Tuesday, June 23, 2020

Probably Not the Last on Tourism

I live in a tourist county – we've got the Baseball Hall of Fame, and the whole James Fenimore Cooper legacy – his father founded the eponymous county seat where all this takes place – and Abbey and I, in our idyllic retirement, participate in theater that works only because of the high level of tourist activity. As I think I mentioned, our county is unique in our region for seeing twice as much revenue from sales tax as from property tax. So the collapse of the tourist industry has been devastating – and will become more so as the summer progresses.*

Naturally, this is happening all over the world. One in ten jobs worldwide depend on tourism. Revenues from tourism have fallen, on average, 80%. No industry can survive that. How will it look on the other side?

Short answer: no one knows. I've read a lot about this, because the lives of so many of the people around me depend on the answer, but as yet, there is no clear path to the future. Most speculation involves folks who have had some good ideas about improving tourism and creating more sustainable ways for the tourist industry to protect and enhance natural environments and indigenous people. They project these ideas into the future, in a wish-fulfilling fantasy.

Tourism is a realm of human activity which has essentially disappeared, and as such might be put back together, in the new world, any way we want to. Will we base its reconstruction on long-term, agree-upon, sustainable goals, or on the quickest buck?

There is a kind of tension between two possible outcomes. One is return to status quo ante, and quickly. This approach takes into account the millions of workers who have suddenly lost their ability to buy food and shelter, and the massive pressure on governments all over the world to get them back to work. Endangered animals in Africa are suddenly threatened like they haven't been in decades – they are huge sources of readily available protein. People have to eat. The story is the same, with variations, all over the world.

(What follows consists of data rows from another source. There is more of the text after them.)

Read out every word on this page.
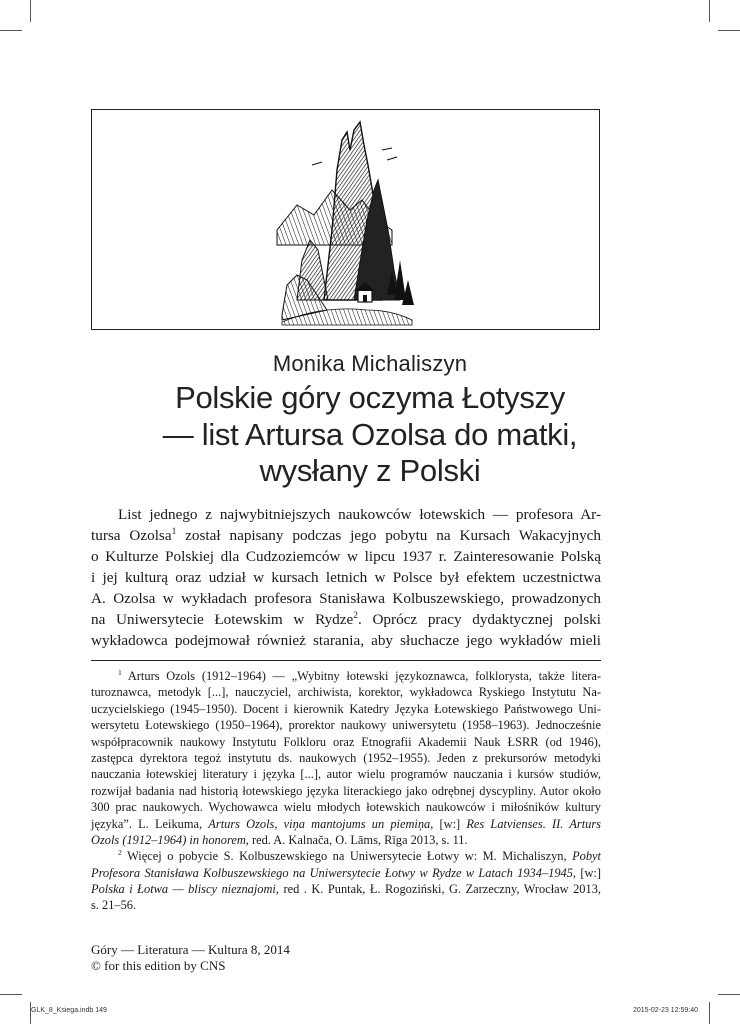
Monika Michaliszyn
Polskie góry oczyma Łotyszy
— list Artursa Ozolsa do matki,
wysłany z Polski
List jednego z najwybitniejszych naukowców łotewskich — profesora Ar-
tursa Ozolsa$^1$ został napisany podczas jego pobytu na Kursach Wakacyjnych
o Kulturze Polskiej dla Cudzoziemców w lipcu 1937 r. Zainteresowanie Polską
i jej kulturą oraz udział w kursach letnich w Polsce był efektem uczestnictwa
A. Ozolsa w wykładach profesora Stanisława Kolbuszewskiego, prowadzonych
na Uniwersytecie Łotewskim w Rydze$^2$. Oprócz pracy dydaktycznej polski
wykładowca podejmował również starania, aby słuchacze jego wykładów mieli
$^1$ Arturs Ozols (1912–1964) — „Wybitny łotewski językoznawca, folklorysta, także litera-
turoznawca, metodyk [...], nauczyciel, archiwista, korektor, wykładowca Ryskiego Instytutu Na-
uczycielskiego (1945–1950). Docent i kierownik Katedry Języka Łotewskiego Państwowego Uni-
wersytetu Łotewskiego (1950–1964), prorektor naukowy uniwersytetu (1958–1963). Jednocześnie
współpracownik naukowy Instytutu Folkloru oraz Etnografii Akademii Nauk ŁSRR (od 1946),
zastępca dyrektora tegoż instytutu ds. naukowych (1952–1955). Jeden z prekursorów metodyki
nauczania łotewskiej literatury i języka [...], autor wielu programów nauczania i kursów studiów,
rozwijał badania nad historią łotewskiego języka literackiego jako odrębnej dyscypliny. Autor około
300 prac naukowych. Wychowawca wielu młodych łotewskich naukowców i miłośników kultury
języka”. L. Leikuma, Arturs Ozols, viņa mantojums un piemiņa, [w:] Res Latvienses. II. Arturs
Ozols (1912–1964) in honorem, red. A. Kalnača, O. Lāms, Rīga 2013, s. 11.
$^2$ Więcej o pobycie S. Kolbuszewskiego na Uniwersytecie Łotwy w: M. Michaliszyn, Pobyt
Profesora Stanisława Kolbuszewskiego na Uniwersytecie Łotwy w Rydze w Latach 1934–1945, [w:]
Polska i Łotwa — bliscy nieznajomi, red . K. Puntak, Ł. Rogoziński, G. Zarzeczny, Wrocław 2013,
s. 21–56.
Góry — Literatura — Kultura 8, 2014
© for this edition by CNS
GLK_8_Ksiega.indb 149	2015-02-23 12:59:40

The other approach suggests that the answer for the future is to make tourism really expensive. Christopher deBellaigue, writing in the Guardian, suggests that:
Tourism isn’t the right that many holidaymakers, whatever their budgets, seem to think it is. It’s a luxury that needs to pay its way.

He suggests that the greater cost would be structured so that the tourist sites themselves retain most of it, for maintenance of the site itself (natural or man-made) and development of more robust indigenous industry, craft and art. Day-trippers on tours or cruise ships generally buy very little at a tourist site, and much of that is manufactured far away. Venice loses money on tourism, deBellaigue asserts, and so Venice sinks into the lagoon.

So will the new world include a tourist industry that, like yacht racing and skiing at San Moritz, is the realm of the wealthy? Or will we return to economy-of-scale tourism that values cheap, and damaging, travel, overwhelming sites and leaving them without the means to maintain and repair, not to mention improve?

Isn't there a Plan C?
* - Our little baseballville destination is far enough away from highways and airports that visitors usually need to stay over and eat in our restaurants. So we get few day-trippers and our problems – and solutions – are not on a scale of those discussed in this post.